Harris, whose resignation announcement caused a 10 percent drop in Intuit stock, leaves the company after overseeing its transformation from being primarily a software maker to also providing Internet-based personal financial services. The Internet divisions generated 20 percent of the Intuit's revenue in the last six months.
But it is the very success of the entire financial sector's migration onto the Net that leaves Intuit facing greater competition, as services offered by online banks, brokerage houses, and other financial firms begin to intrude on its turf.
"There is no doubt that this industry is extremely dynamic and you have a variety of different players who are basically going to meet at some point in some kind of a cross-product battle," said Scott Kessler, an analyst at S&P Equity Group.
During the past year brick-and-mortar banks and brokerage houses have either jumped on the online bandwagon or have made clear their Net intentions--including giants such as Citibank and Merrill Lynch. The space also is filling up with Web-only players such as WingspanBank, E*Trade, and Ameritrade.
Many of these competitors are hoping to attract customers by simplifying online finances. For example, after a transaction, consumers must update their stock or banking information on their personal finance software. Online banks and brokerage houses hope to automate that process for customers.
"I expect all major online brokers to move in that direction," said Dan Burke, the senior brokerage analyst at research firm Gomez Advisors. "They don't want to give up eyeballs to places like [Intuit's] Quicken.com and Yahoo Finance where people can track their stocks."
Nearly five years after Microsoft dropped its $1.5 billion bid to acquire Intuit, the software giant remains Intuit's primary competitor with Microsoft Money gunning to dethrone Intuit's flagship Quicken software.
"When you have Microsoft breathing down several of your markets, it obviously keeps you on your toes," said Kessler. "The key to Intuit's success is to continue building its brand, developing new products, and garnering customer appreciation."
A good thing going
Analysts said they expect little change in the company's overall strategy. The chairman and former CEO Bill Campbell, who will be the acting chief executive, said last week that with Intuit revenues strong and its Internet strategy firmly in place, the company will remain on course.
"I expect them to continue looking for opportunities on the Internet and probably to move more toward the small-business area," said Steve Shepich, an equities analyst at Olde Discount.
Still, the sudden resignation of Harris has rocked Intuit's stock, dropping it about 10 points since the announcement last Thursday.
"Any time a senior executive resigns unexpectedly, you are going to see such an impact," said Shepich. "[Harris] was a key player in the move onto the Internet--a strategy that has been extremely successful. His departure has some people concerned."
Although Harris plans to remain as a member of the company's board and help find his replacement, he said he left the company to step back from day-to-day management to focus on his entrepreneurial interests.

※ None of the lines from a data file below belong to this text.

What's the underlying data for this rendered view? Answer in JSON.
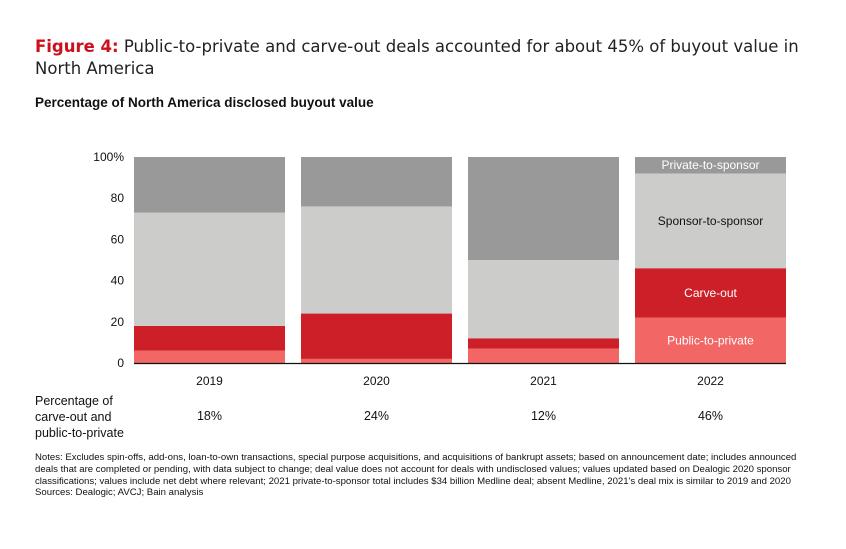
{
  "header": {
    "figure_label": "Figure 4:",
    "title_text": " Public-to-private and carve-out deals accounted for about 45% of buyout value in North America",
    "subtitle": "Percentage of North America disclosed buyout value"
  },
  "chart_data": {
    "type": "bar",
    "stacked": true,
    "title": "Percentage of North America disclosed buyout value",
    "xlabel": "",
    "ylabel": "",
    "ylim": [
      0,
      100
    ],
    "yticks": [
      0,
      20,
      40,
      60,
      80,
      100
    ],
    "ytick_labels": [
      "0",
      "20",
      "40",
      "60",
      "80",
      "100%"
    ],
    "categories": [
      "2019",
      "2020",
      "2021",
      "2022"
    ],
    "series": [
      {
        "name": "Public-to-private",
        "color": "#f26666",
        "label_color": "#ffffff",
        "values": [
          6,
          2,
          7,
          22
        ]
      },
      {
        "name": "Carve-out",
        "color": "#cc1f27",
        "label_color": "#ffffff",
        "values": [
          12,
          22,
          5,
          24
        ]
      },
      {
        "name": "Sponsor-to-sponsor",
        "color": "#cccccb",
        "label_color": "#111111",
        "values": [
          55,
          52,
          38,
          46
        ]
      },
      {
        "name": "Private-to-sponsor",
        "color": "#989998",
        "label_color": "#ffffff",
        "values": [
          27,
          24,
          50,
          8
        ]
      }
    ],
    "labeled_category": "2022",
    "legend": "inline-labels-on-last-bar",
    "grid": false
  },
  "table_row": {
    "label_lines": [
      "Percentage of",
      "carve-out and",
      "public-to-private"
    ],
    "values": [
      "18%",
      "24%",
      "12%",
      "46%"
    ]
  },
  "notes": {
    "text": "Notes: Excludes spin-offs, add-ons, loan-to-own transactions, special purpose acquisitions, and acquisitions of bankrupt assets; based on announcement date; includes announced deals that are completed or pending, with data subject to change; deal value does not account for deals with undisclosed values; values updated based on Dealogic 2020 sponsor classifications; values include net debt where relevant; 2021 private-to-sponsor total includes $34 billion Medline deal; absent Medline, 2021's deal mix is similar to 2019 and 2020",
    "sources": "Sources: Dealogic; AVCJ; Bain analysis"
  }
}
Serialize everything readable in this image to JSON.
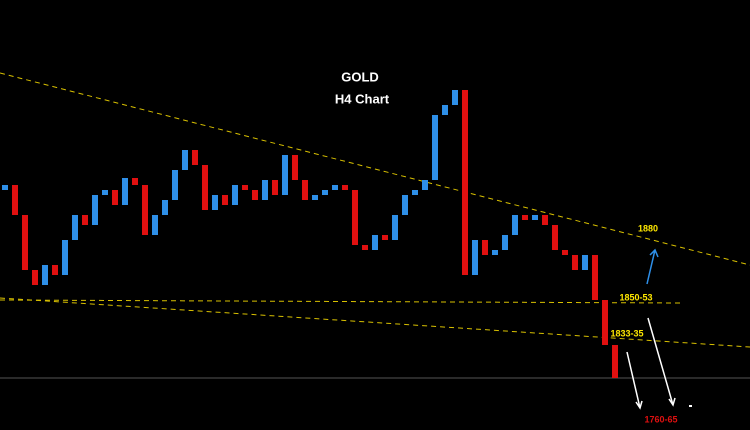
{
  "chart_data": {
    "type": "candlestick",
    "title": "GOLD",
    "subtitle": "H4 Chart",
    "ylim": [
      1785,
      2000
    ],
    "up_color": "#2e8fe8",
    "down_color": "#e01010",
    "open": [
      1905,
      1907.5,
      1892.5,
      1865,
      1857.5,
      1867.5,
      1862.5,
      1880,
      1892.5,
      1887.5,
      1902.5,
      1905,
      1897.5,
      1911,
      1907.5,
      1882.5,
      1892.5,
      1900,
      1915,
      1925,
      1917.5,
      1895,
      1902.5,
      1897.5,
      1907.5,
      1905,
      1900,
      1910,
      1902.5,
      1922.5,
      1910,
      1900,
      1902.5,
      1905,
      1907.5,
      1905,
      1877.5,
      1875,
      1882.5,
      1880,
      1892.5,
      1902.5,
      1905,
      1910,
      1942.5,
      1947.5,
      1955,
      1862.5,
      1880,
      1872.5,
      1875,
      1882.5,
      1892.5,
      1890,
      1892.5,
      1887.5,
      1875,
      1872.5,
      1865,
      1872.5,
      1850,
      1827.5
    ],
    "close": [
      1907.5,
      1892.5,
      1865,
      1857.5,
      1867.5,
      1862.5,
      1880,
      1892.5,
      1887.5,
      1902.5,
      1905,
      1897.5,
      1911,
      1907.5,
      1882.5,
      1892.5,
      1900,
      1915,
      1925,
      1917.5,
      1895,
      1902.5,
      1897.5,
      1907.5,
      1905,
      1900,
      1910,
      1902.5,
      1922.5,
      1910,
      1900,
      1902.5,
      1905,
      1907.5,
      1905,
      1877.5,
      1875,
      1882.5,
      1880,
      1892.5,
      1902.5,
      1905,
      1910,
      1942.5,
      1947.5,
      1955,
      1862.5,
      1880,
      1872.5,
      1875,
      1882.5,
      1892.5,
      1890,
      1892.5,
      1887.5,
      1875,
      1872.5,
      1865,
      1872.5,
      1850,
      1827.5,
      1811
    ],
    "annotations": [
      "1880",
      "1850-53",
      "1833-35",
      "1760-65"
    ]
  }
}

Analysts agreed that the corporate culture at Intuit has evolved in recent years as the company swelled to a market capitalization of more than $5 billion. To run this emerging behemoth, the company will need a chief executive that is inspired by operational issues and day-to-day management, and who can move at Internet-speed.
Intuit stock has climbed nearly 40 percent this year, prompting some analysts to note that investors are seeing this as a good time to unload their holdings in the company.
Others see this as a good time to jump onboard.
"I perceive the sell off in the stock that is currently in effect to be a buying opportunity and an attractive entry-point," said Kessler, who maintains an "accumulate" rating on Intuit.
Intuit dipped 4.27 percent or 4 points today to close at 89.75. The stock has traded as high as 110.75 and as low as 34.5 during the past 52 weeks.